Fast-developing countries like India and China are seeking to subsidize new, "ultra-mega" coal plants with a funding mechanism set up under the Kyoto Protocol, which limits the amount of global warming pollutants developed countries can emit.
Allowed by Kyoto, certain clean energy projects that reduce greenhouse gas emissions in developing countries (for example, a wind farm in India) can generate offsets credits that can then be sold to developed countries to use in meeting their greenhouse gas emission reduction targets.
The funding -- known as the "Clean Development Mechanism" or CDM -- is intended to finance low-carbon technologies for quick deployment in developing countries. In theory, the CDM will allow fast-growing economies to leap-frog dirty energy sources like coal that are a primary cause of climate change.
Recently, however, new coal plants that use more efficient, "super-critical" technology have been applying for CDM funds on the grounds that they emit less carbon than the sub-critical coal plants that are common in the developing world. The first project -- a 1,320 mega watt power plant in India -- was registered in early December, and several "ultra-mega watt" (4,000mw) coal plants are now seeking funding.
Earthjustice, in alliance with other groups, is striving to alert the CDM offset crediting board -- and the international community -- to the folly of subsidizing such projects. Using scarce financial resources to subsidize the construction of new coal plants -- regardless of how efficient they are -- will only postpone the day when clean technologies are cost competitive with coal and other fossil fuel-based energy sources.
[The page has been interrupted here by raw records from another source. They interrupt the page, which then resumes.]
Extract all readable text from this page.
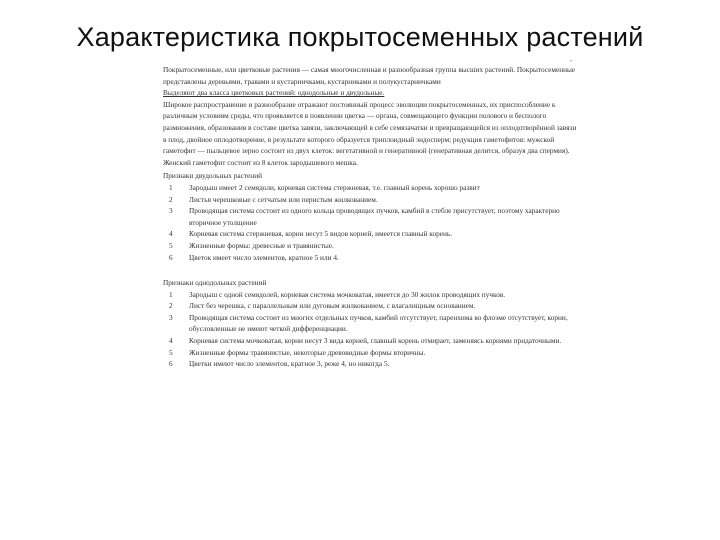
Характеристика покрытосеменных растений
-

Покрытосеменные, или цветковые растения — самая многочисленная и разнообразная группа высших растений. Покрытосеменные представлены деревьями, травами и кустарничками, кустарниками и полукустарничками

Выделяют два класса цветковых растений: однодольные и двудольные.

Широкое распространение и разнообразие отражают постоянный процесс эволюции покрытосеменных, их приспособление к различным условиям среды, что проявляется в появлении цветка — органа, совмещающего функции полового и бесполого размножения, образования в составе цветка завязи, заключающей в себе семязачатки и превращающейся из оплодотворённой завязи в плод, двойное оплодотворение, в результате которого образуется триплоидный эндосперм; редукция гаметофитов: мужской гаметофит — пыльцевое зерно состоит из двух клеток: вегетативной и генеративной (генеративная делится, образуя два спермия). Женский гаметофит состоит из 8 клеток зародышевого мешка.

Признаки двудольных растений
1	Зародыш имеет 2 семядоли, корневая система стержневая, т.е. главный корень хорошо развит
2	Листья черешковые с сетчатым или перистым жилкованием.
3	Проводящая система состоит из одного кольца проводящих пучков, камбий в стебле присутствует, поэтому характерно вторичное утолщение
4	Корневая система стержневая, корни несут 5 видов корней, имеется главный корень.
5	Жизненные формы: древесные и травянистые.
6	Цветок имеет число элементов, кратное 5 или 4.
Признаки однодольных растений
1	Зародыш с одной семядолей, корневая система мочковатая, имеется до 30 жилок проводящих пучков.
2	Лист без черешка, с параллельным или дуговым жилкованием, с влагалищным основанием.
3	Проводящая система состоит из многих отдельных пучков, камбий отсутствует, паренхима во флоэме отсутствует, корни, обусловленные не имеют четкой дифференциации.
4	Корневая система мочковатая, корни несут 3 вида корней, главный корень отмирает, заменяясь корнями придаточными.
5	Жизненные формы травянистые, некоторые древовидные формы вторичны.
6	Цветки имеют число элементов, кратное 3, реже 4, но никогда 5.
Moreover, such projects frustrate the goals of the Kyoto Protocol by accelerating global climate change and undermining sustainable development. Coal plants are a primary contributor to global warming not only as a result of greenhouse gases that are emitting during the combustion process, but also due to the substantial indirect emissions of methane -- a highly potent greenhouse gas -- that occur during coal mining.
And coal plants, no matter how efficient, lead to environmental degradation and harm human health. Coal combustion releases dozens of substances known to be hazardous to human health, while coal mining and waste (slurry and ash) wreak havoc on the environment.
There is little doubt that India and China will continue to rely on coal to meet energy demand in the near-term. However, using scarce financial resources to facilitate new coal plants is, at best, short-sighted, and serves only to perpetuate the world's addiction to dirty fossil fuels.
The anticipated efficiency gains that result from super-critical coal technology are minor (natural gas, by comparison, emits half the global warming pollutants of coal), and therefore, hardly sufficient to offset the price we pay in terms of climate, human health and the environment.